Его вероятный собеседник появился за десять минут до назначенного времени, и хотя в парке в субботу гуляло мало народу, этот человек выделялся среди всех, что-то неуловимо холодное проскальзывало в его взгляде и интересе к этому месту. Увидев Семена, он зацепился за него взглядом, и тот кивнул ему в ответ.
– Добрый день, это вы Семен? – спросил незнакомец, подойдя ближе.
– Да, а вы, видимо, Генрих?! Присаживайтесь!
Незнакомец, слегка брезгливо оценив скамейку, смахнул с нее снег и сел рядом с Семеном, руки друг другу они так и не протянули.
– Да, это я Генрих. Мне говорили, что у вас есть достаточно необычные способности, которые в известной степени были востребованы моими, так сказать, знакомыми.
– Да, такое возможно. Что вас интересует? – холодно, по-деловому спросил Семен.

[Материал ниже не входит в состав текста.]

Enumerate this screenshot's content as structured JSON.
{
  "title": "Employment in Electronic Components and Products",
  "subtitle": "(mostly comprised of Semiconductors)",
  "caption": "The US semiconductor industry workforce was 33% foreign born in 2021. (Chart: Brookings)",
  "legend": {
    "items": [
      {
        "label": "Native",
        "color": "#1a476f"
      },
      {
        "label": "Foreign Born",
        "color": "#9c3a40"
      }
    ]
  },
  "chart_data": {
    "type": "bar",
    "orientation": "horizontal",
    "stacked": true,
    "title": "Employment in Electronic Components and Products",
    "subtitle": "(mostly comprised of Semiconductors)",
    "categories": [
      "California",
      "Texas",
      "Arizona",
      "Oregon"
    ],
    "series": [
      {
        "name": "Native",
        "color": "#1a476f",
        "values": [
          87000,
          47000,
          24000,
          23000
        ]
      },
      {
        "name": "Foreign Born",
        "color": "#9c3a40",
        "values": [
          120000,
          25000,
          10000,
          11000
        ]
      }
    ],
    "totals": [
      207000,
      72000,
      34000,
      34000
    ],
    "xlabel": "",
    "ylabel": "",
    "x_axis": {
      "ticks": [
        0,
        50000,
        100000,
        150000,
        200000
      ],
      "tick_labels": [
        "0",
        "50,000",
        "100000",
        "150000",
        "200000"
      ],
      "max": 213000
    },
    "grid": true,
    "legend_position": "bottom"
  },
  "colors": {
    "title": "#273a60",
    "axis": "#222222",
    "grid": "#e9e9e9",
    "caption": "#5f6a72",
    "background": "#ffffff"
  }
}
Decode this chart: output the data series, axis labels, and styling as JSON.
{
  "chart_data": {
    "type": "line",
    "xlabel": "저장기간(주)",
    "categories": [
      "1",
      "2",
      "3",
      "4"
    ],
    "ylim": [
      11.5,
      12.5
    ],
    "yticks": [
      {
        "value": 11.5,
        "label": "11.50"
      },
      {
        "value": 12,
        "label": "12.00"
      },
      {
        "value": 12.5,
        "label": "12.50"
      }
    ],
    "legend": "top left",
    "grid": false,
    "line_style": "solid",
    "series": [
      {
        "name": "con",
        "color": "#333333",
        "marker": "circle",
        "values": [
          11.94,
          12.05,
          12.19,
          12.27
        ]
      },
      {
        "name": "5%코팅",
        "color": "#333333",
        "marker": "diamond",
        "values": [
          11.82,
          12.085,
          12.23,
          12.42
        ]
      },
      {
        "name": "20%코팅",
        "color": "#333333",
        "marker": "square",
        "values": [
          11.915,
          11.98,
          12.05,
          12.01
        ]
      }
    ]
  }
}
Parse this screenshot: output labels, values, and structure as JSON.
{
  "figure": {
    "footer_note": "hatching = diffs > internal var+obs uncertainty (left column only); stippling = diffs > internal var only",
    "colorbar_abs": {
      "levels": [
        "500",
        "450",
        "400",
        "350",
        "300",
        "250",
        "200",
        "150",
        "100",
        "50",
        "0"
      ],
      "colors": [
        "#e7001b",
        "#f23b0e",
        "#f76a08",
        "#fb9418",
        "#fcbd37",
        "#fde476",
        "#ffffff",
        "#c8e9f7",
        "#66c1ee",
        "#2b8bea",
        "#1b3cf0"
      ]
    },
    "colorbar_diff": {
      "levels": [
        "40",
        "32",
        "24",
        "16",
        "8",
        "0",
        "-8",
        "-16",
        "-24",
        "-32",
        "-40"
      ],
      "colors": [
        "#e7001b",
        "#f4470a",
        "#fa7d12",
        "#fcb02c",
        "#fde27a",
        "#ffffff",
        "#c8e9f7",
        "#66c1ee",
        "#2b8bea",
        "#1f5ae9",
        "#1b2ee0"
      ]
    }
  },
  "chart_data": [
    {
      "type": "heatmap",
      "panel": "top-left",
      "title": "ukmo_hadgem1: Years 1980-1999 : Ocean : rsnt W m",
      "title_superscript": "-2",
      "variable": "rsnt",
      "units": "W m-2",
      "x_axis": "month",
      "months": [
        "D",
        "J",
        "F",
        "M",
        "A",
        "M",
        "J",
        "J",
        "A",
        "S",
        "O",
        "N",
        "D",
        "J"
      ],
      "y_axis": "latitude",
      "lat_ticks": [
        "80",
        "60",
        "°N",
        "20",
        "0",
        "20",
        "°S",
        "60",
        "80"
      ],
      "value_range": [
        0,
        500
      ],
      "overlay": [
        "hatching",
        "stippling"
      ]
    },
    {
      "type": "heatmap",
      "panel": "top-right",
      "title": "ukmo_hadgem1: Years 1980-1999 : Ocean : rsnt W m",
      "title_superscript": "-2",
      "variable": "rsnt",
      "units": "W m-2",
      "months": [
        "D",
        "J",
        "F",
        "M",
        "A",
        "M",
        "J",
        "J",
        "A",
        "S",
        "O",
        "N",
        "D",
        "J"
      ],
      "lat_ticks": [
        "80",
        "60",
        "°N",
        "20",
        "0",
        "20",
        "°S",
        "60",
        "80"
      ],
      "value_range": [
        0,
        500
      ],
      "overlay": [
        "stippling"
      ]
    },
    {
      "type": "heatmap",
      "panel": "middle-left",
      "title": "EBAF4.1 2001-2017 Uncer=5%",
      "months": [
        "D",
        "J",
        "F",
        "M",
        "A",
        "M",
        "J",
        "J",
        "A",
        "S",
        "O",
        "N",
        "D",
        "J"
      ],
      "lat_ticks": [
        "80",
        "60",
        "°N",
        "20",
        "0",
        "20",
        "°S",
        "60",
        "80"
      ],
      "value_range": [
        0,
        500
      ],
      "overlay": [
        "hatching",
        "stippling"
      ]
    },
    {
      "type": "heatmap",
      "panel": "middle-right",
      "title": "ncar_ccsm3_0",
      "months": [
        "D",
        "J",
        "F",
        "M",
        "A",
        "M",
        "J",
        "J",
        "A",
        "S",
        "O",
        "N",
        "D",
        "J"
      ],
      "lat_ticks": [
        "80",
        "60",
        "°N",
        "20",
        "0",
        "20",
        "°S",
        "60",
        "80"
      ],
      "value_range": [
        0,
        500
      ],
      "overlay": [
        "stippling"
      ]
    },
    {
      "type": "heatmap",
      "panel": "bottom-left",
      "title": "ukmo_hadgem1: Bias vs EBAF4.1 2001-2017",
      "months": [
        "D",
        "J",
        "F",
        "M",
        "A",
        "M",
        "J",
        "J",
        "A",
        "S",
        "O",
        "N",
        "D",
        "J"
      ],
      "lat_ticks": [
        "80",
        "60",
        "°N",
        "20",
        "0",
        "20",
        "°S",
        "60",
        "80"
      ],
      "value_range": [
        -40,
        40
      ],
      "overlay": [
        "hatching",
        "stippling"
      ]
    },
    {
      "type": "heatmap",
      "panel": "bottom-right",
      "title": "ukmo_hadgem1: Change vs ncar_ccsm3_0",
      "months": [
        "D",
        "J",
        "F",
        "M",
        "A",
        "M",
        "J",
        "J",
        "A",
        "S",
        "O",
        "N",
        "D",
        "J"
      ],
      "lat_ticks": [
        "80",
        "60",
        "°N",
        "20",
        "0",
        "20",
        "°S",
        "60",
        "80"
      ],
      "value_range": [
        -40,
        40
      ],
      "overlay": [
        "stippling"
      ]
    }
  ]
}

– Есть определенный человек, к которому мы никак не можем подобрать ключ. Вы понимаете?
– Да, я понимаю, – кивнул Семен, не спуская взгляда со своего собеседника. Не нужно подробностей, только фото и его данные.
– Да, конечно, – удовлетворенно кивнул Генрих, доставая из внутреннего кармана конверт. Это вам.
Семен взял его, взвесил на руке, конверт был довольно плотным и весомым.
– Очевидно, здесь не только фото? – спросил он.
– Да, это ваш аванс.
– Вы очень щедрый человек, – убрав конверт в карман, ответил Семен. Какого рода ключ вам нужен?
– Любой. Нам нужен любой ключ и желательно характеристика вероятных слабых мест нашего человека.
– Сроки?
– Недели вам хватит?
– Вполне, – уверенно и даже немного расслабленно ответил Семен.